Create a FunASRTranscriber component.

Parameters:

  • model (str) – FunASR model name or local path. Defaults to "iic/SenseVoiceSmall", a multilingual model supporting 50+ languages that is 5-10x faster than Whisper. Alternatives include "paraformer-zh" (Chinese) or "paraformer-en" (English). Browse available models at https://modelscope.github.io/FunASR/model-selection.html.
  • vad_model (str | None) – Voice activity detection model used to split long audio into segments. Set to None to process the audio as a single stream. Browse available VAD models at https://www.modelscope.cn/models.
  • punc_model (str | None) – Punctuation restoration model. Set to None to disable punctuation. Browse available punctuation models at https://www.modelscope.cn/models.
  • spk_model (str | None) – Speaker diarization model (e.g. "cam++"). When set, a "speakers" key is included in the Document metadata. Defaults to None (diarization disabled).
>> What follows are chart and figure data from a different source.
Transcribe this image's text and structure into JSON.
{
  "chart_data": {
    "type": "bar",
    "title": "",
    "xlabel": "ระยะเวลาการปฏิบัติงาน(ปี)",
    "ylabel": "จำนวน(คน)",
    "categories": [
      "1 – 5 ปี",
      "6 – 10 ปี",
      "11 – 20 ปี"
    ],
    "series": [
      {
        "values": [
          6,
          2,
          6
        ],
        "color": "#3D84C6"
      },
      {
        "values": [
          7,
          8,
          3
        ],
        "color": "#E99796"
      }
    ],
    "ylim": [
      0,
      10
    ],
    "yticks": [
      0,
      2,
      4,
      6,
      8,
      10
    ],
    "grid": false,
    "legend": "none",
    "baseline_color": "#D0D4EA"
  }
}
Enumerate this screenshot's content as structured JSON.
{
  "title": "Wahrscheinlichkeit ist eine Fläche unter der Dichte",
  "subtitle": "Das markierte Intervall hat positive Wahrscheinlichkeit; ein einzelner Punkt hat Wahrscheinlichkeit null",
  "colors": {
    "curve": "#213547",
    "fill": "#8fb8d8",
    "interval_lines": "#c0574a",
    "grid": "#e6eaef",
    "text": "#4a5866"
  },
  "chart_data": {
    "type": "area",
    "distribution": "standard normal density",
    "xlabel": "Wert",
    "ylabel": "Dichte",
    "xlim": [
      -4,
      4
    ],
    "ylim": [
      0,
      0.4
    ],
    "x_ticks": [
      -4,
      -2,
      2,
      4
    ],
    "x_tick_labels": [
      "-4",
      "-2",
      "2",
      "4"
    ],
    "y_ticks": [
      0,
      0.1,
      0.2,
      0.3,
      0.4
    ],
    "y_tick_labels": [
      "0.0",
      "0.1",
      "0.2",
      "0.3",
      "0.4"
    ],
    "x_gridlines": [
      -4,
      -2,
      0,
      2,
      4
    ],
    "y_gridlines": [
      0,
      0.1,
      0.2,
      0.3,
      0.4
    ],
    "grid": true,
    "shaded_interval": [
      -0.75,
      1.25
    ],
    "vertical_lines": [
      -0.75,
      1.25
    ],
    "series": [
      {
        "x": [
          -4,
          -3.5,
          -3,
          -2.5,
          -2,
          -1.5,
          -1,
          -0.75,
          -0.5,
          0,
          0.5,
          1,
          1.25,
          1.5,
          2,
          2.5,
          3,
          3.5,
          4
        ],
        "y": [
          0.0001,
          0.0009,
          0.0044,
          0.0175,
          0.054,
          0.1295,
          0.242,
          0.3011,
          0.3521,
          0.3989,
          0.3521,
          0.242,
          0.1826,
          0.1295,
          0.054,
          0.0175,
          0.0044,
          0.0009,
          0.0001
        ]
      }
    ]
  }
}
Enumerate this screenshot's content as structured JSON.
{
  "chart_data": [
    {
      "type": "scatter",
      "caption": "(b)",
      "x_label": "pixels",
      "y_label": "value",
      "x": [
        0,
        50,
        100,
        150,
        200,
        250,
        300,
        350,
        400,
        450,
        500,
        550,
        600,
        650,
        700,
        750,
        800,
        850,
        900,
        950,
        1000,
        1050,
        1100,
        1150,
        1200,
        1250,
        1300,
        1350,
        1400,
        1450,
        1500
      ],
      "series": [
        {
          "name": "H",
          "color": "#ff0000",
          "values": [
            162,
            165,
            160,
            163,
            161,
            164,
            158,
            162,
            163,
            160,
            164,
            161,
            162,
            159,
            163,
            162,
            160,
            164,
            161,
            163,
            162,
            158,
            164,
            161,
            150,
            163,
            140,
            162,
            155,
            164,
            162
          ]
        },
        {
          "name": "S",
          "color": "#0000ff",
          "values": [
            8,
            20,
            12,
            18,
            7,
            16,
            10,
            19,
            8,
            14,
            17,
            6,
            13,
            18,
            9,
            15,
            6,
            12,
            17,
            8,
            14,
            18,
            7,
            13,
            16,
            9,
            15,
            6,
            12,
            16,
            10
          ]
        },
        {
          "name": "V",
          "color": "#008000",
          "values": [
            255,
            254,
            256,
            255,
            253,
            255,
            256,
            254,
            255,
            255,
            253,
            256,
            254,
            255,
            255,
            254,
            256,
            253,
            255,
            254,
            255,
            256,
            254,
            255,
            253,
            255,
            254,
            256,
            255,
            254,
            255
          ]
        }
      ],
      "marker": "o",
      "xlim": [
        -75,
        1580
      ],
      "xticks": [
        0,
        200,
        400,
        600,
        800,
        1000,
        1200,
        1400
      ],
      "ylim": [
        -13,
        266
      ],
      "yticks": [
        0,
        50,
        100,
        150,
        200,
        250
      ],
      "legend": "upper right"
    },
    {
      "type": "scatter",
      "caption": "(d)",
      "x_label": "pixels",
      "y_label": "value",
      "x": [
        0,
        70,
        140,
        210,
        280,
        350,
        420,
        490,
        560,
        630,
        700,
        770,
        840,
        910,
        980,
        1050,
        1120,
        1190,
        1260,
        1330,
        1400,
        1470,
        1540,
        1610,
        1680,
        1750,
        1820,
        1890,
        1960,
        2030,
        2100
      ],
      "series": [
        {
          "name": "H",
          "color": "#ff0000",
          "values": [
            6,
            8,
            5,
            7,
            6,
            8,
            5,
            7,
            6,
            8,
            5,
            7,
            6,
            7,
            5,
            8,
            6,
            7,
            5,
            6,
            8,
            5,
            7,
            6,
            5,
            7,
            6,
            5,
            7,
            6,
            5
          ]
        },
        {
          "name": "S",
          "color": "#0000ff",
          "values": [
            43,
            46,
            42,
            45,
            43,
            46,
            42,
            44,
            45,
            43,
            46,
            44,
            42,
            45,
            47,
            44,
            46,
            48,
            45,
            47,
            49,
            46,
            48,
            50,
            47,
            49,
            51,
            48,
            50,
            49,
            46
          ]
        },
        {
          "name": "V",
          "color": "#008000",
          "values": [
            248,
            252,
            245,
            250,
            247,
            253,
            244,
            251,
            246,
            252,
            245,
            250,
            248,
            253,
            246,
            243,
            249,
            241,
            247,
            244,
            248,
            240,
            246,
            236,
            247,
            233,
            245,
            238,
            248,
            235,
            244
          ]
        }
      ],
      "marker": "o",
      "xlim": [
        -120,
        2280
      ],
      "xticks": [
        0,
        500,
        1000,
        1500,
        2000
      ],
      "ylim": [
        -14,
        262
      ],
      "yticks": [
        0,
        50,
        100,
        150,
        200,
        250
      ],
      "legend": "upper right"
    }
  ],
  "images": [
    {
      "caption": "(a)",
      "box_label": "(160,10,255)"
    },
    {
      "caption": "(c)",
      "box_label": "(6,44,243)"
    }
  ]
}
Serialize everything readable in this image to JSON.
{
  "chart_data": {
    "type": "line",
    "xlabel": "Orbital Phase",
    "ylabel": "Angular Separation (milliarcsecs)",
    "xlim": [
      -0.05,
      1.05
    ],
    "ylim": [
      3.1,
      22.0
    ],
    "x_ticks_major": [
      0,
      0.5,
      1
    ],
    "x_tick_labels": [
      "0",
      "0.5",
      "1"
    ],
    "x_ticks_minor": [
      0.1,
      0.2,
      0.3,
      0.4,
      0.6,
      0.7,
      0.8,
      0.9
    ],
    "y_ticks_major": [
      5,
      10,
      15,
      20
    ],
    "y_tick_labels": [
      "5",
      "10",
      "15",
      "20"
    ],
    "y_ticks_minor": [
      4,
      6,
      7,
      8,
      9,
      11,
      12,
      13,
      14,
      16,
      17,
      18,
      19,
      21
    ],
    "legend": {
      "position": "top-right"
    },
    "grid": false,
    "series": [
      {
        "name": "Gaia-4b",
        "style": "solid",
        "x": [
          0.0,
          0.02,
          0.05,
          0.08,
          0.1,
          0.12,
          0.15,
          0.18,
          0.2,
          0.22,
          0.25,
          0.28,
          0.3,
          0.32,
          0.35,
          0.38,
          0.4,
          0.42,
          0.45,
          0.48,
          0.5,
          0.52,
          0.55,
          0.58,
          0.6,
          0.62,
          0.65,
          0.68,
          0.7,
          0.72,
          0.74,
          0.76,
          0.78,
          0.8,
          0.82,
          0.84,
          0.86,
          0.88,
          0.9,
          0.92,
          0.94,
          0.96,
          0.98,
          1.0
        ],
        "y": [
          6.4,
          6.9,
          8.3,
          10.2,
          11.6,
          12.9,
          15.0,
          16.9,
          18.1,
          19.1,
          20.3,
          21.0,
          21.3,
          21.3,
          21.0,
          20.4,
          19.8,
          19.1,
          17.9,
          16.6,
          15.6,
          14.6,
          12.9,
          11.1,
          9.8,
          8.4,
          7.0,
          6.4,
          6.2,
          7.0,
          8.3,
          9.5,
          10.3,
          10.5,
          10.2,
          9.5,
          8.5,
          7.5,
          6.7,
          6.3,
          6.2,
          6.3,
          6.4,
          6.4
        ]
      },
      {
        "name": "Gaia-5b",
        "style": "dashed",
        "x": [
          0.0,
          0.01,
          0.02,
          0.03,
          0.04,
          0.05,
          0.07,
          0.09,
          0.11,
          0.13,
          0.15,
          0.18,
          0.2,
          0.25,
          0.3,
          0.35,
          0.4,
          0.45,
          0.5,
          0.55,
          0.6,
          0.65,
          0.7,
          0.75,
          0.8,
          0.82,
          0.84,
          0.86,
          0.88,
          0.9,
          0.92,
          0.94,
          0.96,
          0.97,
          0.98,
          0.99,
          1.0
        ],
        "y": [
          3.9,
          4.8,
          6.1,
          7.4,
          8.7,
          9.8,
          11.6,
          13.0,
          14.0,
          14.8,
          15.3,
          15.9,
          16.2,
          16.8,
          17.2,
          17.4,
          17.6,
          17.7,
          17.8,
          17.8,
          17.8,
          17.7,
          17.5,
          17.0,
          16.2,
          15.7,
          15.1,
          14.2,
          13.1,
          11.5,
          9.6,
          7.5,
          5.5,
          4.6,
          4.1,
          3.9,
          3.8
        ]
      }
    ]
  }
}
Browse available speaker diarization models at https://www.modelscope.cn/models.
  • device (ComponentDevice | None) – The device to run inference on. If None, the default device is selected automatically. Use ComponentDevice.from_str("cuda") for GPU inference.
  • batch_size_s (int) – Batch size in seconds for VAD-segmented audio. Larger values improve throughput at the cost of memory.
  • store_full_path (bool) – If True, store the full audio file path in Document metadata. If False (default), store only the file name.
  • generation_kwargs (dict[str, Any] | None) – Extra keyword arguments forwarded to AutoModel.generate(). Use this for model-specific options such as use_itn=True or merge_vad=True for SenseVoice, or hotword="..." for contextual recognition.

warm_up

python
warm_up() -> None

Load the FunASR model into memory.

Models are downloaded from ModelScope on first call and cached locally. This method is idempotent — calling it multiple times is safe.

to_dict

python
to_dict() -> dict[str, Any]

Serialize the component to a dictionary.

Returns:

  • dict[str, Any] – Dictionary with serialized data.

from_dict

python
from_dict(data: dict[str, Any]) -> FunASRTranscriber

Deserialize the component from a dictionary.

Parameters:

  • data (dict[str, Any]) – Dictionary to deserialize from.

Returns:

  • FunASRTranscriber – Deserialized component.

run

python
run(
sources: list[str | Path | ByteStream],
meta: dict[str, Any] | list[dict[str, Any]] | None = None,
) -> dict[str, list[Document]]

Transcribe audio sources to Documents.

Parameters:

  • sources (list[str | Path | ByteStream]) – Audio file paths (str or Path) or ByteStream objects. Supported formats: WAV, MP3, FLAC, OGG, M4A, AAC, and any format that FunASR's underlying audio backend (soundfile/ffmpeg) can decode.
  • meta (dict[str, Any] | list[dict[str, Any]] | None) – Metadata to attach to the produced Documents. Pass a single dict to apply the same metadata to all Documents, or a list aligned with sources.

Returns:

  • dict[str, list[Document]] – Dictionary with key "documents" — one Document per source whose content holds the full transcript text.